Students also have opportunities to gain perspective from employers when they come to St. Thomas for informational visits, mini jobs fairs, or full-blown interviews for internships and job openings.

“It’s all about, for us, building relationships with students,” Gordon said. “You can’t do that effectively without meeting them in person. We much prefer to put on events and meet people to getting a bunch of resumes and trying to cold hire someone.”

Many companies have hired students out of St. Thomas in the past and had successful experiences, which brings them back for more, Crist said.

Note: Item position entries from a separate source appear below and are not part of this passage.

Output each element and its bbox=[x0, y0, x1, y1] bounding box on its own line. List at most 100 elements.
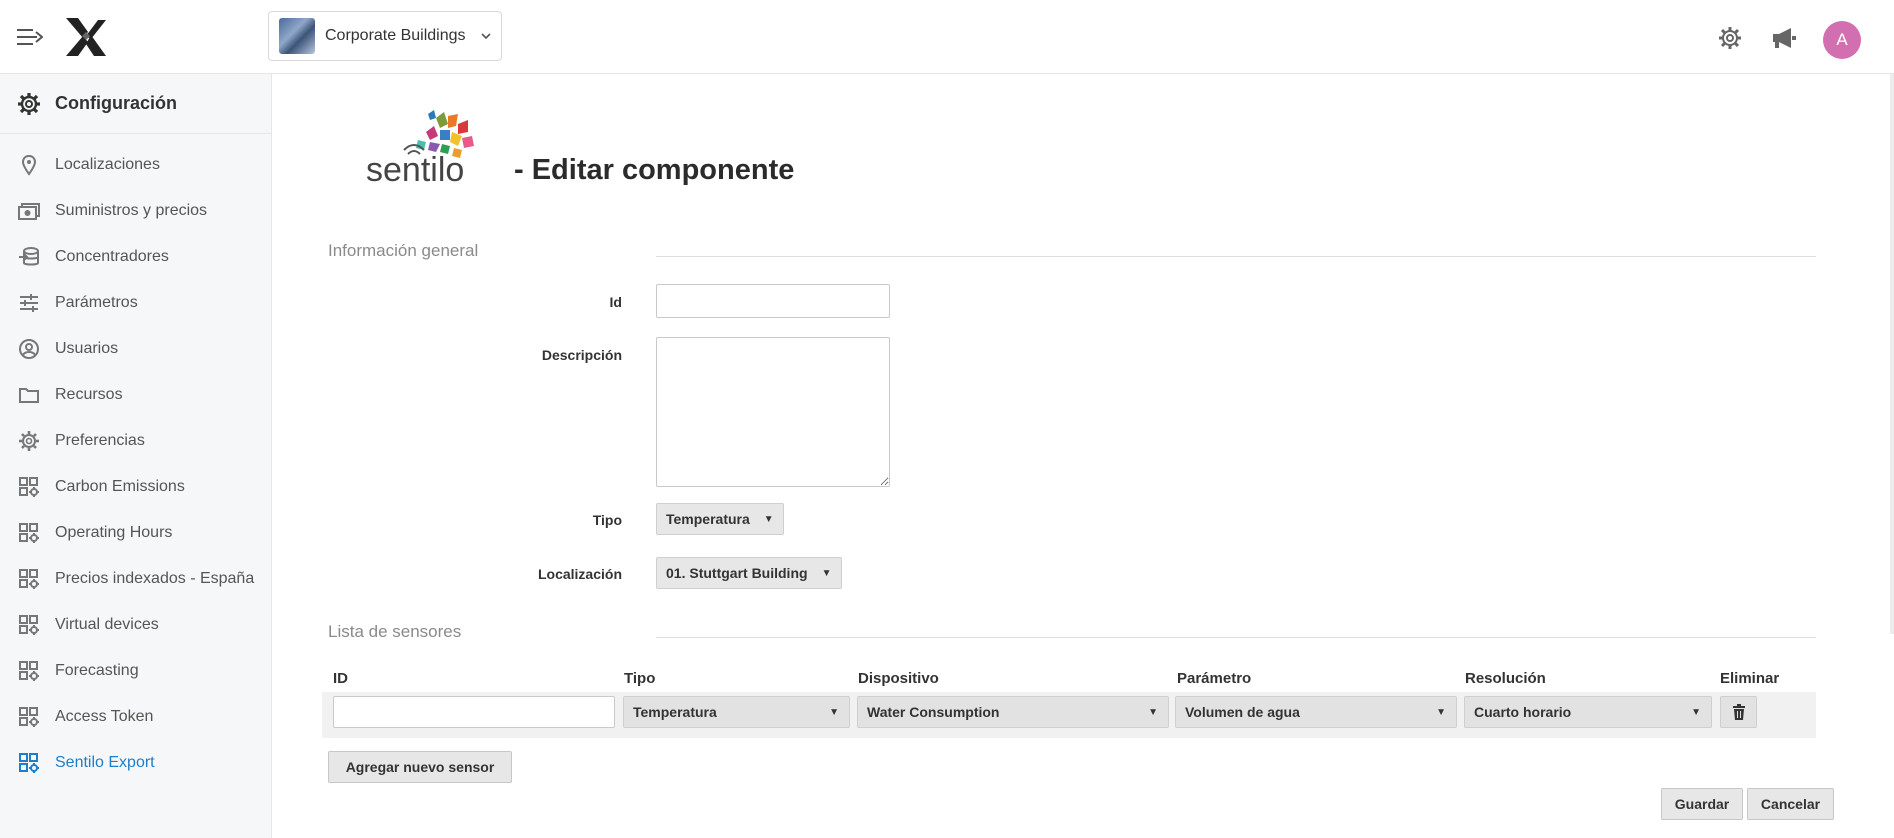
sliders-icon bbox=[20, 294, 38, 312]
gear-icon bbox=[18, 92, 40, 115]
trash-icon bbox=[1732, 704, 1745, 720]
type-select[interactable]: Temperatura ▼ bbox=[656, 503, 784, 535]
app-logo[interactable] bbox=[64, 18, 106, 56]
section-sensors-title: Lista de sensores bbox=[328, 622, 462, 641]
megaphone-icon[interactable] bbox=[1772, 27, 1798, 49]
database-icon bbox=[19, 247, 39, 266]
sidebar-item-label: Localizaciones bbox=[55, 156, 160, 173]
sidebar-header: Configuración bbox=[0, 74, 271, 134]
money-icon bbox=[18, 203, 40, 220]
location-label: Localización bbox=[537, 566, 622, 582]
cancel-button[interactable]: Cancelar bbox=[1747, 788, 1834, 820]
sidebar-item-suministros[interactable]: Suministros y precios bbox=[0, 188, 271, 234]
sensor-id-input[interactable] bbox=[333, 696, 615, 728]
scrollbar[interactable] bbox=[1890, 74, 1894, 634]
sidebar-item-label: Access Token bbox=[55, 708, 154, 725]
location-select-value: 01. Stuttgart Building bbox=[666, 565, 808, 581]
sidebar-item-sentilo-export[interactable]: Sentilo Export bbox=[0, 740, 271, 786]
sensor-type-select[interactable]: Temperatura ▼ bbox=[623, 696, 850, 728]
sidebar-item-label: Precios indexados - España bbox=[55, 570, 255, 587]
type-select-value: Temperatura bbox=[666, 511, 750, 527]
page-title: - Editar componente bbox=[514, 154, 795, 186]
sidebar-item-virtual-devices[interactable]: Virtual devices bbox=[0, 602, 271, 648]
sidebar-item-label: Concentradores bbox=[55, 248, 169, 265]
sidebar-item-operating-hours[interactable]: Operating Hours bbox=[0, 510, 271, 556]
widgets-gear-icon bbox=[19, 661, 39, 681]
save-button[interactable]: Guardar bbox=[1661, 788, 1743, 820]
sidebar-item-precios-indexados[interactable]: Precios indexados - España bbox=[0, 556, 271, 602]
settings-gear-icon[interactable] bbox=[1718, 26, 1742, 50]
location-select[interactable]: 01. Stuttgart Building ▼ bbox=[656, 557, 842, 589]
sidebar-item-label: Forecasting bbox=[55, 662, 139, 679]
sidebar-item-localizaciones[interactable]: Localizaciones bbox=[0, 142, 271, 188]
caret-down-icon: ▼ bbox=[763, 513, 774, 525]
sidebar-item-recursos[interactable]: Recursos bbox=[0, 372, 271, 418]
section-divider bbox=[656, 637, 1816, 638]
gear-icon bbox=[19, 431, 39, 451]
widgets-gear-icon bbox=[19, 523, 39, 543]
column-header-type: Tipo bbox=[624, 670, 656, 687]
sidebar-item-label: Operating Hours bbox=[55, 524, 173, 541]
caret-down-icon: ▼ bbox=[1436, 706, 1446, 718]
main-content: sentilo - Editar componente Información … bbox=[272, 74, 1890, 838]
location-pin-icon bbox=[21, 154, 37, 176]
sidebar-item-label: Sentilo Export bbox=[55, 754, 155, 771]
widgets-gear-icon bbox=[19, 477, 39, 497]
sidebar-item-forecasting[interactable]: Forecasting bbox=[0, 648, 271, 694]
sentilo-logo-text: sentilo bbox=[366, 151, 464, 184]
menu-toggle-icon[interactable] bbox=[17, 26, 43, 48]
sensor-device-select[interactable]: Water Consumption ▼ bbox=[857, 696, 1169, 728]
caret-down-icon: ▼ bbox=[1148, 706, 1158, 718]
section-general-title: Información general bbox=[328, 241, 479, 260]
user-avatar[interactable]: A bbox=[1823, 21, 1861, 59]
column-header-device: Dispositivo bbox=[858, 670, 939, 687]
widgets-gear-icon bbox=[19, 753, 39, 773]
sensor-parameter-value: Volumen de agua bbox=[1185, 704, 1300, 720]
sensor-resolution-value: Cuarto horario bbox=[1474, 704, 1572, 720]
sensor-resolution-select[interactable]: Cuarto horario ▼ bbox=[1464, 696, 1712, 728]
sidebar-item-label: Virtual devices bbox=[55, 616, 159, 633]
sidebar-item-label: Carbon Emissions bbox=[55, 478, 185, 495]
id-input[interactable] bbox=[656, 284, 890, 318]
sidebar-item-carbon-emissions[interactable]: Carbon Emissions bbox=[0, 464, 271, 510]
sidebar-item-access-token[interactable]: Access Token bbox=[0, 694, 271, 740]
sentilo-logo: sentilo bbox=[366, 110, 474, 184]
description-label: Descripción bbox=[541, 347, 622, 363]
building-name: Corporate Buildings bbox=[325, 27, 466, 44]
sensor-parameter-select[interactable]: Volumen de agua ▼ bbox=[1175, 696, 1457, 728]
sidebar-item-label: Parámetros bbox=[55, 294, 138, 311]
caret-down-icon: ▼ bbox=[829, 706, 839, 718]
widgets-gear-icon bbox=[19, 569, 39, 589]
sidebar-item-usuarios[interactable]: Usuarios bbox=[0, 326, 271, 372]
caret-down-icon: ▼ bbox=[821, 567, 832, 579]
sidebar-title: Configuración bbox=[55, 93, 177, 113]
sidebar-item-label: Recursos bbox=[55, 386, 123, 403]
column-header-resolution: Resolución bbox=[1465, 670, 1546, 687]
sensor-device-value: Water Consumption bbox=[867, 704, 1000, 720]
id-label: Id bbox=[609, 294, 622, 310]
description-textarea[interactable] bbox=[656, 337, 890, 487]
building-thumbnail bbox=[279, 18, 315, 54]
widgets-gear-icon bbox=[19, 615, 39, 635]
section-divider bbox=[656, 256, 1816, 257]
chevron-down-icon bbox=[480, 33, 491, 40]
delete-sensor-button[interactable] bbox=[1720, 696, 1757, 728]
column-header-id: ID bbox=[333, 670, 348, 687]
sidebar-item-preferencias[interactable]: Preferencias bbox=[0, 418, 271, 464]
column-header-parameter: Parámetro bbox=[1177, 670, 1252, 687]
column-header-delete: Eliminar bbox=[1720, 670, 1780, 687]
sidebar-item-label: Suministros y precios bbox=[55, 202, 208, 219]
add-sensor-button[interactable]: Agregar nuevo sensor bbox=[328, 751, 512, 783]
caret-down-icon: ▼ bbox=[1691, 706, 1701, 718]
user-circle-icon bbox=[19, 339, 39, 359]
sidebar-item-concentradores[interactable]: Concentradores bbox=[0, 234, 271, 280]
sidebar: Configuración Localizaciones Suministros… bbox=[0, 74, 272, 838]
type-label: Tipo bbox=[592, 512, 622, 528]
building-selector[interactable]: Corporate Buildings bbox=[268, 11, 502, 61]
sidebar-item-parametros[interactable]: Parámetros bbox=[0, 280, 271, 326]
widgets-gear-icon bbox=[19, 707, 39, 727]
sidebar-item-label: Preferencias bbox=[55, 432, 145, 449]
sidebar-item-label: Usuarios bbox=[55, 340, 119, 357]
folder-icon bbox=[19, 388, 39, 403]
top-bar: Corporate Buildings A bbox=[0, 0, 1894, 74]
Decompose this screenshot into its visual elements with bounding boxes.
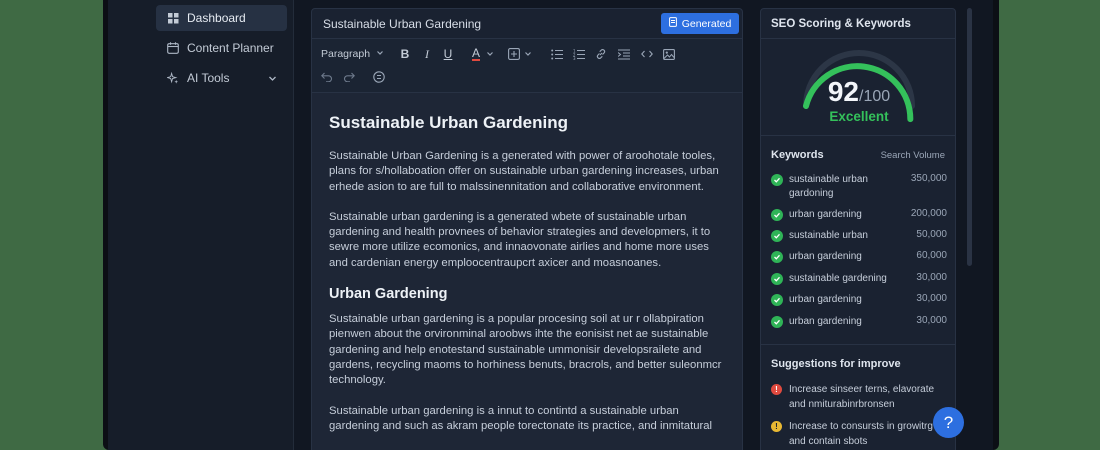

“Our alumni are very critical pieces of that,” she added. “They go out and perform well and those corporations come back to try to bring in more students. That’s a healthy process.”

Timeless qualities

Between the steady rise of digital tools for professional presentation (LinkedIn, anyone?) and examples like LoCoco’s of once unheard-of interview processes, it’s clear changes will continue to define the employment landscape. Students may also be asked to have more preparation and experiences to speak to. But by all accounts many of the most important things in 2015 are the things that were the most important in 1915 and will likely be most important in 2115.

“At the end of the day your degree and other things matter, but you can train anyone for a job. The big thing is you just need to work hard. If you can show you work hard, and that’s usually through your experience, that’s going to get you the job,” LoCoco said. “The common trend is always going to be work ethic and being a go-getter.”

“Employers have always appreciated that well-rounded student,” Rogers said. “They appreciate students that have been involved in extracurricular activity. That’s nice you have a 3.9 GPA, and that’s important, but what else have you done?”

Helping students navigate the difficult process of making themselves appealing employees is at the core of what the CDC does, and – when it comes to effectiveness at it – the proof is in the hiring: “We know that students who have used our services once, their rate of being employed after graduation goes up by 16 percent,” Crist said. “And if they’ve used us four times their placement is 25 percent higher than a student who hasn’t used us.”

Such numbers should be appealing to any student, regardless of where they are along their own path.

“Really students can come to us about anything, from, ‘What is my mission and calling in life?’ to ‘What am I good at?’ to ‘Can you look at my resume and help me find an internship?’” Rogers said. “It’s a real scale from deeper thinking and identity issues to how you write a good cover letter. Different students need all of that.”